Das alte Schloss zu Münchenstein (The old Castle to Münchenstein): During the year 1334 the castle was completed and was at its largest. A few years later, the castle was damaged by the Basel earthquake on 18 October 1356, but soon restored to its original condition.

Ritter Münch mit seinen knappen (Cavalier Münchs tight money policy): Anno 1300: Oh how marvellous the cavaliers Münch, with their tight money policy, could live in Münchenstein, they would drink the best wines and need not fork out for them.
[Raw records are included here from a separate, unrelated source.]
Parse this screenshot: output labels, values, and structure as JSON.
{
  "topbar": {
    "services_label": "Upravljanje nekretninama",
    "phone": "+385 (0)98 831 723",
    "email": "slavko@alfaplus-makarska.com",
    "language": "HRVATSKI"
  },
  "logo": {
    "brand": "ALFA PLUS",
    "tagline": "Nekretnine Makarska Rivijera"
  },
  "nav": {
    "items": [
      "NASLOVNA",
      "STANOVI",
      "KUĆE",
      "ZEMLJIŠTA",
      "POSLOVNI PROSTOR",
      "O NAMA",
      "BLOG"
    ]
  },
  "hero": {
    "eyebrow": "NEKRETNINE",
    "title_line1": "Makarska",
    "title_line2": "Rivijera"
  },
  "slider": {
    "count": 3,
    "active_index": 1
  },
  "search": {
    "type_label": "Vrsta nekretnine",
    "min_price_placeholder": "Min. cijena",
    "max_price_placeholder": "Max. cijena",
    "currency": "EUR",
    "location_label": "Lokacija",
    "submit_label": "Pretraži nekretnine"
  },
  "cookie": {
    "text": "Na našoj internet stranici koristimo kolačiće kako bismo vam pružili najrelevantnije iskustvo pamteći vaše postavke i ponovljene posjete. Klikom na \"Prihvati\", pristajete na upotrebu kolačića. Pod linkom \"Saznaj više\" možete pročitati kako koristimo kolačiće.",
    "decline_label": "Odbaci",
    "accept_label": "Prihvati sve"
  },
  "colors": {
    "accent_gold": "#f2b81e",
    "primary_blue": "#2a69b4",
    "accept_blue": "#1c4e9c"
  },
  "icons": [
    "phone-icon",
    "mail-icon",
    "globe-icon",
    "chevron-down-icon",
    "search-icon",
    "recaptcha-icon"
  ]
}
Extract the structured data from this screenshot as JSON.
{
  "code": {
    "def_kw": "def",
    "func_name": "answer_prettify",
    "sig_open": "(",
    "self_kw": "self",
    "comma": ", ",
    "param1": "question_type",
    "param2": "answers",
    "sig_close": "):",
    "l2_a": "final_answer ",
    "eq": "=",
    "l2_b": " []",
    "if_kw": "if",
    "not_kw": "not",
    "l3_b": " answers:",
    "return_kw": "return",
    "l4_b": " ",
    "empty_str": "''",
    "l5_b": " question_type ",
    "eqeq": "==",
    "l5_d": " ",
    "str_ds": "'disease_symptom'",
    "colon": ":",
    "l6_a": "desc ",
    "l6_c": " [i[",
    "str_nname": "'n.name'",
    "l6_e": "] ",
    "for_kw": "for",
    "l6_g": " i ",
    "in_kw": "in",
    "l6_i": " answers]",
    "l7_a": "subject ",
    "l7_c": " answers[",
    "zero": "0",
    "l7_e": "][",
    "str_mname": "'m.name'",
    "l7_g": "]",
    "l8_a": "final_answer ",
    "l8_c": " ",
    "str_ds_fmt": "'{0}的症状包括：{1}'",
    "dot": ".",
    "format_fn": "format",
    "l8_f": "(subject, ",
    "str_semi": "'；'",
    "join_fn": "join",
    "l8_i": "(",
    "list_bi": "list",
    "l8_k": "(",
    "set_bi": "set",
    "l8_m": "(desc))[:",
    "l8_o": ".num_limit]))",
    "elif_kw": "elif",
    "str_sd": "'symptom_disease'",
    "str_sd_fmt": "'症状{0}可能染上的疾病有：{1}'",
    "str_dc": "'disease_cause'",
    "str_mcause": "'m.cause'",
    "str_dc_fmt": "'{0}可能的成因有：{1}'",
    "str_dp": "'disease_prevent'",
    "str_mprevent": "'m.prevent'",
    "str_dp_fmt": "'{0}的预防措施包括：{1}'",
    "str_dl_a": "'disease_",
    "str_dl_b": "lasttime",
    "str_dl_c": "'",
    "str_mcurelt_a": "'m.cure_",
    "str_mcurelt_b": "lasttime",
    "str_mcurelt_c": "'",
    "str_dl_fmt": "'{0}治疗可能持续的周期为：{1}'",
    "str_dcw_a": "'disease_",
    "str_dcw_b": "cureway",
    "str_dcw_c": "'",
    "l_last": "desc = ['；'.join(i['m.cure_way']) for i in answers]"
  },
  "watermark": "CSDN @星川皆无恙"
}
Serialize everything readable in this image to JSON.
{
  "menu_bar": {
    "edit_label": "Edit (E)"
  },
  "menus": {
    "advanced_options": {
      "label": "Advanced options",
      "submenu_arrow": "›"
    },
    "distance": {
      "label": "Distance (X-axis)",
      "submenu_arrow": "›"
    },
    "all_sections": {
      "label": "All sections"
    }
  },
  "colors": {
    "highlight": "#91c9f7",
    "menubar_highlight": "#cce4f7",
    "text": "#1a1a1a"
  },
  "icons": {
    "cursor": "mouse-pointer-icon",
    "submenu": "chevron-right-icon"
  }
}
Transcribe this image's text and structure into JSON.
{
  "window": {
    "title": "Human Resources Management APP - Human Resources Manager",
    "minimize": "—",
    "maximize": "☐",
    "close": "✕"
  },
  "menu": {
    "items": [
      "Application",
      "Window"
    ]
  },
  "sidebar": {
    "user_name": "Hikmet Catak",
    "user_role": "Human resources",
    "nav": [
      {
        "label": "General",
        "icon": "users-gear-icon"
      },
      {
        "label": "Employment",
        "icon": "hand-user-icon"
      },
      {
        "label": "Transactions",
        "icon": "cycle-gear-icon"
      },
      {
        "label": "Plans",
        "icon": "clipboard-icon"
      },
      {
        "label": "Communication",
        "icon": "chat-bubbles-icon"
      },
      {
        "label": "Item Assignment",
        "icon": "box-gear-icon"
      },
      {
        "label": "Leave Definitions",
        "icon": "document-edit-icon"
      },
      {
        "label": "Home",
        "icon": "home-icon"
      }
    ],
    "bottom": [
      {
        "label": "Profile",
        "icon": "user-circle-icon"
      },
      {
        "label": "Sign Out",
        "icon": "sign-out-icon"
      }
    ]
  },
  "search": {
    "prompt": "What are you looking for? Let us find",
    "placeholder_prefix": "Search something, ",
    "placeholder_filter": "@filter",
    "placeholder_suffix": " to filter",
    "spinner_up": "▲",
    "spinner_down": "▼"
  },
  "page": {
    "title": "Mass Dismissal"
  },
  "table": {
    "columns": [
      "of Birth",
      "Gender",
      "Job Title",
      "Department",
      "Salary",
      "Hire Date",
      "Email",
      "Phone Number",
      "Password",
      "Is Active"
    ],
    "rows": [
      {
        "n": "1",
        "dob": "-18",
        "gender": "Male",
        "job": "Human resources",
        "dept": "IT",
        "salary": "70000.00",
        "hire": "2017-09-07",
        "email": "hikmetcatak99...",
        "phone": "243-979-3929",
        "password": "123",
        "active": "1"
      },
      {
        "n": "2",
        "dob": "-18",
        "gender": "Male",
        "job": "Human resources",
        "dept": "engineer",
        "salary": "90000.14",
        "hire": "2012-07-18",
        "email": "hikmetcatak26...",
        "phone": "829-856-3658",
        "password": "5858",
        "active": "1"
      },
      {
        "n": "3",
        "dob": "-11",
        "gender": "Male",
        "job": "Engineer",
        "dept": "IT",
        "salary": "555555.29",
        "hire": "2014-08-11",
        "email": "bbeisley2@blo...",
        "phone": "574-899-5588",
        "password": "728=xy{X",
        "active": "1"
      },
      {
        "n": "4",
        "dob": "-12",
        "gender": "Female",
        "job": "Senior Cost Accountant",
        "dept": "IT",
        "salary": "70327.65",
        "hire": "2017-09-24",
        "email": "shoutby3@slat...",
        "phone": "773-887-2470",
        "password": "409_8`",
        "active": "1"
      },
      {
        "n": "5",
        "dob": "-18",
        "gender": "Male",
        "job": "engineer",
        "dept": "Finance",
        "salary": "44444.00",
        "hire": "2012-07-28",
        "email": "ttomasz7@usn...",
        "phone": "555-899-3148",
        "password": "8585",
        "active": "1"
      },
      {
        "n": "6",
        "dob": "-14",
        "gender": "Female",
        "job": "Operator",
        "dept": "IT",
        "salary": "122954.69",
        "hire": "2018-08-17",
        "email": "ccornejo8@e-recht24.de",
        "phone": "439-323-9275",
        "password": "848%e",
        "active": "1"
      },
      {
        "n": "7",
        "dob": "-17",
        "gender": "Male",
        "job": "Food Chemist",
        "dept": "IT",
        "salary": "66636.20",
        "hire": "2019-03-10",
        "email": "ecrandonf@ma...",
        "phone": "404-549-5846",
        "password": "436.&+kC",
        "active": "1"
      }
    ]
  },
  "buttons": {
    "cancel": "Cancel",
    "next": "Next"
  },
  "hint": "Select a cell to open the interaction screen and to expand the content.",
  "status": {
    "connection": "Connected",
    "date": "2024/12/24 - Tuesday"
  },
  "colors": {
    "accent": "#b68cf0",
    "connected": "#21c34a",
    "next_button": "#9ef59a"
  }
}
Heute baden wir im Rosen – da friss eine der Rosen (today we bathe in Roses – here eat one of the Roses): Burkhard VII. Münch achieved sad reputation after the Battle of St. Jakob an der Birs in 1444. According to the legend, after the battle where he acted as negotiator and translator for the Armagnacs, he rode his horse across the battlefield to witness the dead and the wounded. As he raised the visor of his helmet he uttered a sentence that was to become famous: "Ich siche in ein rossegarten, den min fordren geret hand vor hunderd jar". This ostentation and the arrogant phrase provoked one of the wounded Swiss pikemen to sling a stone into the open visor. The pikeman made the equally famous commentary "Here eat one to the roses".